Authors | Trial name | Enrolment period |
No. of enrolled patients |
Patients’ backgrounds | Annual rate of all-cause death |
---|---|---|---|---|---|
Buxton et al7 | MUSTT | 1990–1996 | 2,202 | CAD+EF ≤40%+NSVT | 9.6% (no arrhythmic therapy), 8.4% (arrhythmic therapy) |
Kuga et al3 | JCAD | 2000–2001 | 291 | OMI+EF ≤30% | 7.2% |
Tanno et al8 | Tanno | 1997–2001 | 90 | OMI+EF ≤30% | 5.4% |
Bardy et al2 | SCD-HeFT | 1997–2001 | 2,521 | Ischemic CHF+EF ≤35% | 7.2% (ICD), 8.6% (placebo), 8.3% (amiodarone) |
Solomon et al9 | VALIANT | 1998–2001 | 14,609 | OMI+EF ≤40% and/or CHF | 14.8% |
Moss et al1 | MADIT II | 1997–2002 | 1,232 | OMI+EF ≤30% | 8.5% (ICD), 11.9% (conventional therapy) |
Hohnloser et al10 | DINAMIT | 1998–2003 | 676 | Recent MI+EF ≤35% | 7.9% (ICD), 6.5% (control) |
Ottervanger et al11 | Zwolle | 1994–2004 | 2,544 | OMI+EF ≤30% | 5.8% |
Moss et al12 | MADIT-CRT | 2004–2008 | 1,820 | Ischemic cardiomyopathy+EF ≤30% |
3.6% (ICD), 3.7% (CRT-D) |
CAD, coronary artery disease; CHF, congestive heart failure; CRT-D, cardiac resynchronization therapy with defibrillator; EF, ejection fraction; ICD, implantable cardiac defibrillator; MI, myocardial infarction; NSVT, non-sustained ventricular tachycardia; OMI, old myocardial infarction.

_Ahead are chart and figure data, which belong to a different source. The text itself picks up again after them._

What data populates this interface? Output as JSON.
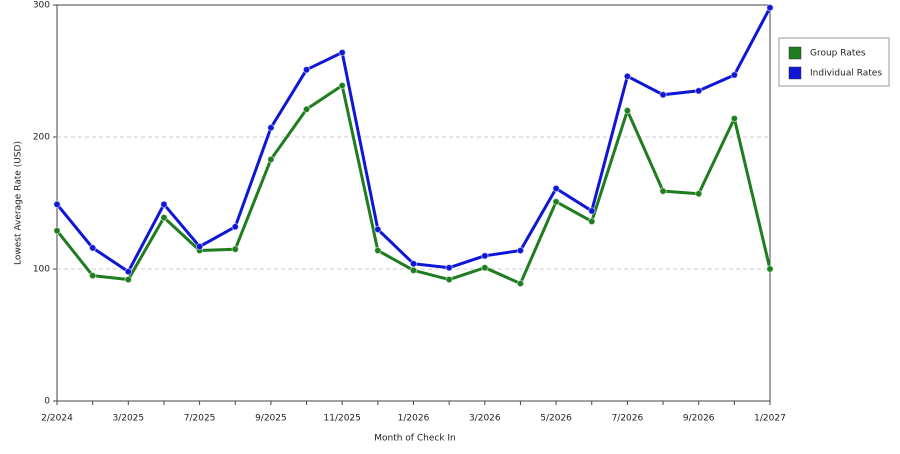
{
  "chart_data": {
    "type": "line",
    "x_label": "Month of Check In",
    "y_label": "Lowest Average Rate (USD)",
    "categories": [
      "2/2024",
      null,
      "3/2025",
      null,
      "7/2025",
      null,
      "9/2025",
      null,
      "11/2025",
      null,
      "1/2026",
      null,
      "3/2026",
      null,
      "5/2026",
      null,
      "7/2026",
      null,
      "9/2026",
      null,
      "1/2027"
    ],
    "series": [
      {
        "name": "Group Rates",
        "color": "#1e7d1e",
        "values": [
          129,
          95,
          92,
          139,
          114,
          115,
          183,
          221,
          239,
          114,
          99,
          92,
          101,
          89,
          151,
          136,
          220,
          159,
          157,
          214,
          100
        ]
      },
      {
        "name": "Individual Rates",
        "color": "#0f16d6",
        "values": [
          149,
          116,
          98,
          149,
          117,
          132,
          207,
          251,
          264,
          130,
          104,
          101,
          110,
          114,
          161,
          144,
          246,
          232,
          235,
          247,
          298
        ]
      }
    ],
    "ylim": [
      0,
      300
    ],
    "yticks": [
      0,
      100,
      200,
      300
    ],
    "grid": true,
    "legend": "right"
  }
}
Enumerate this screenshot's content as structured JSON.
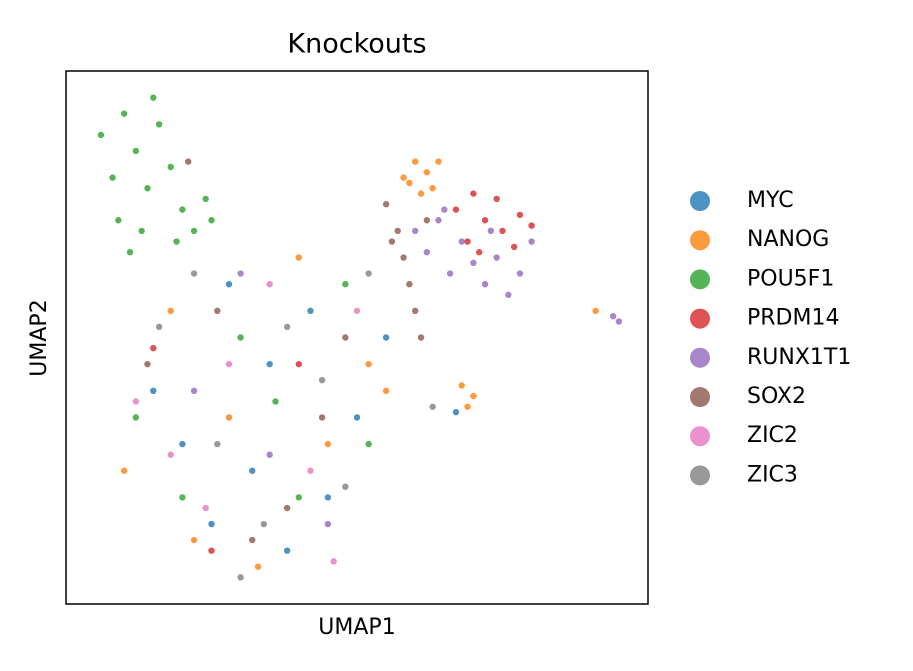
{
  "chart_data": {
    "type": "scatter",
    "title": "Knockouts",
    "x_label": "UMAP1",
    "y_label": "UMAP2",
    "xlim": [
      0,
      100
    ],
    "ylim": [
      0,
      100
    ],
    "opacity": 0.8,
    "series": [
      {
        "name": "MYC",
        "color": "#1f77b4",
        "x": [
          20,
          35,
          28,
          45,
          15,
          38,
          50,
          25,
          42,
          55,
          32,
          67
        ],
        "y": [
          30,
          45,
          60,
          20,
          40,
          10,
          35,
          15,
          55,
          50,
          25,
          36
        ]
      },
      {
        "name": "NANOG",
        "color": "#ff7f0e",
        "x": [
          58,
          60,
          62,
          63,
          61,
          59,
          64,
          10,
          22,
          33,
          45,
          52,
          55,
          18,
          40,
          28,
          91,
          69,
          70,
          68
        ],
        "y": [
          80,
          83,
          81,
          78,
          77,
          79,
          83,
          25,
          12,
          7,
          30,
          45,
          40,
          55,
          65,
          35,
          55,
          37,
          39,
          41
        ]
      },
      {
        "name": "POU5F1",
        "color": "#2ca02c",
        "x": [
          6,
          8,
          10,
          12,
          14,
          16,
          18,
          20,
          22,
          24,
          13,
          9,
          15,
          11,
          19,
          25,
          12,
          30,
          40,
          48,
          20,
          36,
          52
        ],
        "y": [
          88,
          80,
          92,
          85,
          78,
          90,
          82,
          74,
          70,
          76,
          70,
          72,
          95,
          66,
          68,
          72,
          35,
          50,
          20,
          60,
          20,
          38,
          30
        ]
      },
      {
        "name": "PRDM14",
        "color": "#d62728",
        "x": [
          67,
          70,
          72,
          75,
          78,
          80,
          69,
          74,
          77,
          71,
          25,
          40,
          15
        ],
        "y": [
          74,
          77,
          72,
          70,
          73,
          71,
          68,
          76,
          67,
          66,
          10,
          45,
          48
        ]
      },
      {
        "name": "RUNX1T1",
        "color": "#9467bd",
        "x": [
          60,
          62,
          64,
          66,
          68,
          70,
          72,
          74,
          76,
          78,
          80,
          65,
          73,
          94,
          95,
          22,
          35,
          45,
          30
        ],
        "y": [
          70,
          66,
          72,
          62,
          68,
          64,
          60,
          65,
          58,
          62,
          68,
          74,
          70,
          54,
          53,
          40,
          28,
          15,
          62
        ]
      },
      {
        "name": "SOX2",
        "color": "#8c564b",
        "x": [
          55,
          57,
          58,
          59,
          60,
          61,
          56,
          62,
          21,
          14,
          26,
          38,
          48,
          32,
          44
        ],
        "y": [
          75,
          70,
          65,
          60,
          55,
          50,
          68,
          72,
          83,
          45,
          55,
          18,
          50,
          12,
          35
        ]
      },
      {
        "name": "ZIC2",
        "color": "#e377c2",
        "x": [
          18,
          28,
          35,
          42,
          50,
          24,
          12,
          46
        ],
        "y": [
          28,
          45,
          60,
          25,
          55,
          18,
          38,
          8
        ]
      },
      {
        "name": "ZIC3",
        "color": "#7f7f7f",
        "x": [
          16,
          26,
          34,
          44,
          52,
          22,
          38,
          30,
          48,
          63
        ],
        "y": [
          52,
          30,
          15,
          42,
          62,
          62,
          52,
          5,
          22,
          37
        ]
      }
    ]
  }
}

There are many issues that need to be investigated. Table demonstrates that the mortality rate of the indicated patient groups declines in later studies, which is strongly believed to be a consequence of improvement in pharmacological therapy and advanced revascularization strategies, largely supported by enhancements in the development of PCI devices and antiplatelet agents. Therefore, the actual mortality of Japanese patients today may be lower than that shown in the present study. Moreover, recent studies have pointed out that the benefits of ICD implantation may be less in the elderly13 and women.14,15 Thus, the overall advantages of ICD implantation should be carefully determined by further study reflecting all the updated findings and current treatment strategies.